Coal is here to stay. More in some countries than others. In places like China, while coal is still king, its role appears to be slowly morphing to liquid fuels such as gasoline and diesel. With the world’s third largest reserves of coal after Russia and the U.S., China sees the future in coal-to-liquids (CTL) fuels in order to reduce dependence on foreign oil and to maintain robust domestic CTL production as an alternative to petroleum. Despite environmental and economic costs of producing liquid fuels from coal, China’s state-run Shenhua Group began profiting from its first direct coal-to-liquids (CTL) facility in Inner Mongolia Autonomous Region, China, and producing 216,000 tons of refined oil products in the first quarter of 2011. Although China wavered to use the CTL technology in 2008 due to high production costs and concerns with water use, its push forward resulted in stable production for the past nine months, bringing in 100 million yuan ($15.38 million) in earnings in the first quarter of 2011 to Shenhua.
Direct-liquefaction CTL, which converts coal to liquid fuels by way of heating finely ground coal above 400 degrees Celsius with hydrogen and a suitable catalyst and further processing to obtain naphtha and middle distillates, has not been widely used in the world yet.

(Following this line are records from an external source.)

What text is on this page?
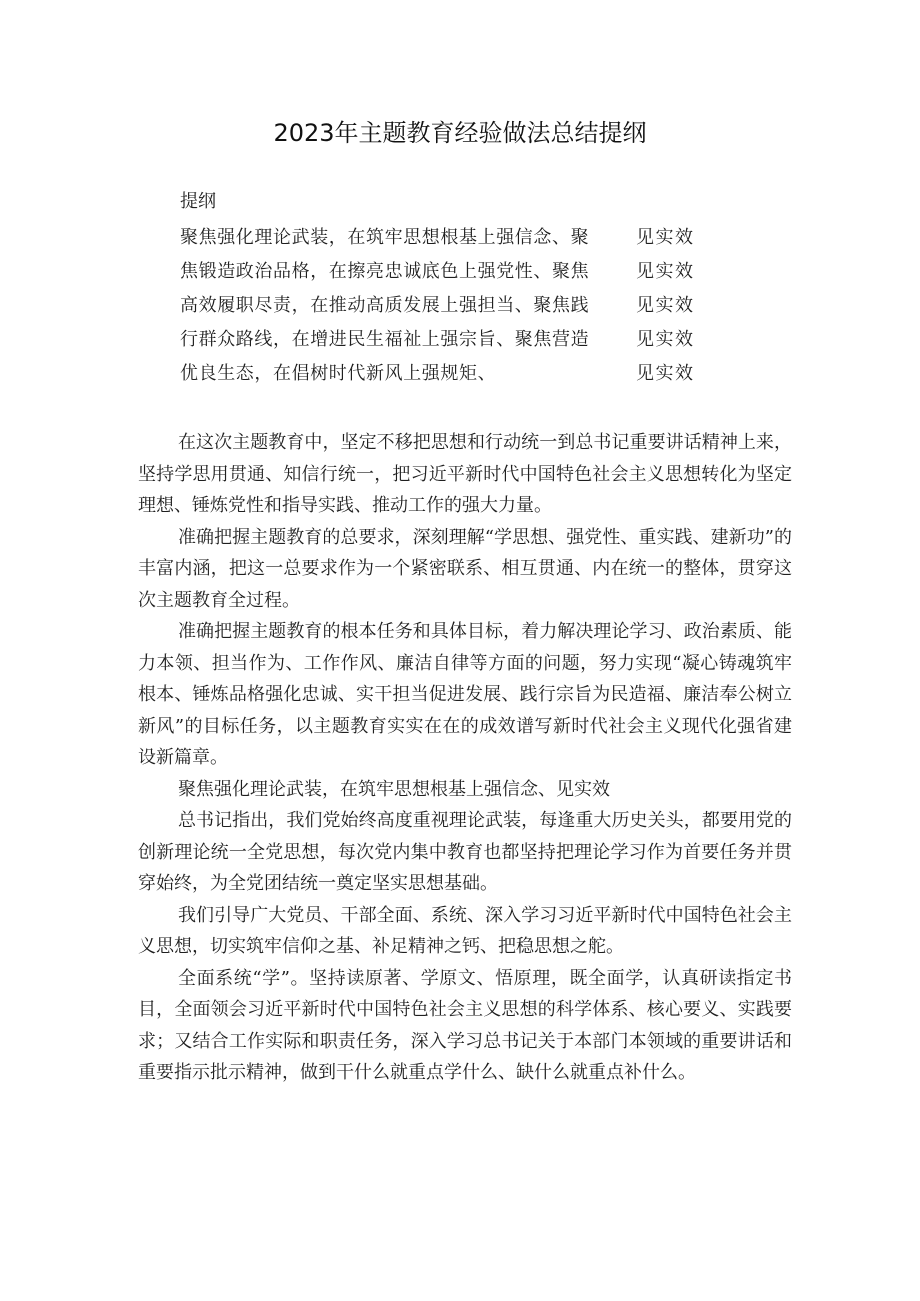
2023年主题教育经验做法总结提纲
提纲
聚焦强化理论武装，在筑牢思想根基上强信念、聚	见实效
焦锻造政治品格，在擦亮忠诚底色上强党性、聚焦	见实效
高效履职尽责，在推动高质发展上强担当、聚焦践	见实效
行群众路线，在增进民生福祉上强宗旨、聚焦营造	见实效
优良生态，在倡树时代新风上强规矩、	见实效

在这次主题教育中，坚定不移把思想和行动统一到总书记重要讲话精神上来，坚持学思用贯通、知信行统一，把习近平新时代中国特色社会主义思想转化为坚定理想、锤炼党性和指导实践、推动工作的强大力量。

准确把握主题教育的总要求，深刻理解“学思想、强党性、重实践、建新功”的丰富内涵，把这一总要求作为一个紧密联系、相互贯通、内在统一的整体，贯穿这次主题教育全过程。

准确把握主题教育的根本任务和具体目标，着力解决理论学习、政治素质、能力本领、担当作为、工作作风、廉洁自律等方面的问题，努力实现“凝心铸魂筑牢根本、锤炼品格强化忠诚、实干担当促进发展、践行宗旨为民造福、廉洁奉公树立新风”的目标任务，以主题教育实实在在的成效谱写新时代社会主义现代化强省建设新篇章。

聚焦强化理论武装，在筑牢思想根基上强信念、见实效

总书记指出，我们党始终高度重视理论武装，每逢重大历史关头，都要用党的创新理论统一全党思想，每次党内集中教育也都坚持把理论学习作为首要任务并贯穿始终，为全党团结统一奠定坚实思想基础。

我们引导广大党员、干部全面、系统、深入学习习近平新时代中国特色社会主义思想，切实筑牢信仰之基、补足精神之钙、把稳思想之舵。

全面系统“学”。坚持读原著、学原文、悟原理，既全面学，认真研读指定书目，全面领会习近平新时代中国特色社会主义思想的科学体系、核心要义、实践要求；又结合工作实际和职责任务，深入学习总书记关于本部门本领域的重要讲话和重要指示批示精神，做到干什么就重点学什么、缺什么就重点补什么。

The reasons include high production costs, technical challenges, comparatively cheap global oil prices that make it difficult to invest in expensive CTL technology, as well as its carbon footprint, which would not be insignificant due to emissions from hydrogen production and thermal loss. There have been long-standing concerns with toxicity and carcinogenicity of liquids produced from direct CTL fuel production, which still warrant detailed studying. For these reasons, the CTL industry has not developed in the U.S., another country with vast coal supplies.
It is unlikely that CTL will gain much traction in the U.S. in the near term, particularly given its massive shale oil and gas production that have further displaced coal in its energy mix. But China’s continued experimentation with direct CTL production to make it economically viable and less taxing on the environment, or failure to do so, would be worth monitoring and taking a note. The true cost-benefit analysis of the direct CTL technology and any serious attempt to develop or invest in it in the U.S. might occur when domestic natural gas prices begin to rise from their current historic lows as well as sustained high crude oil prices.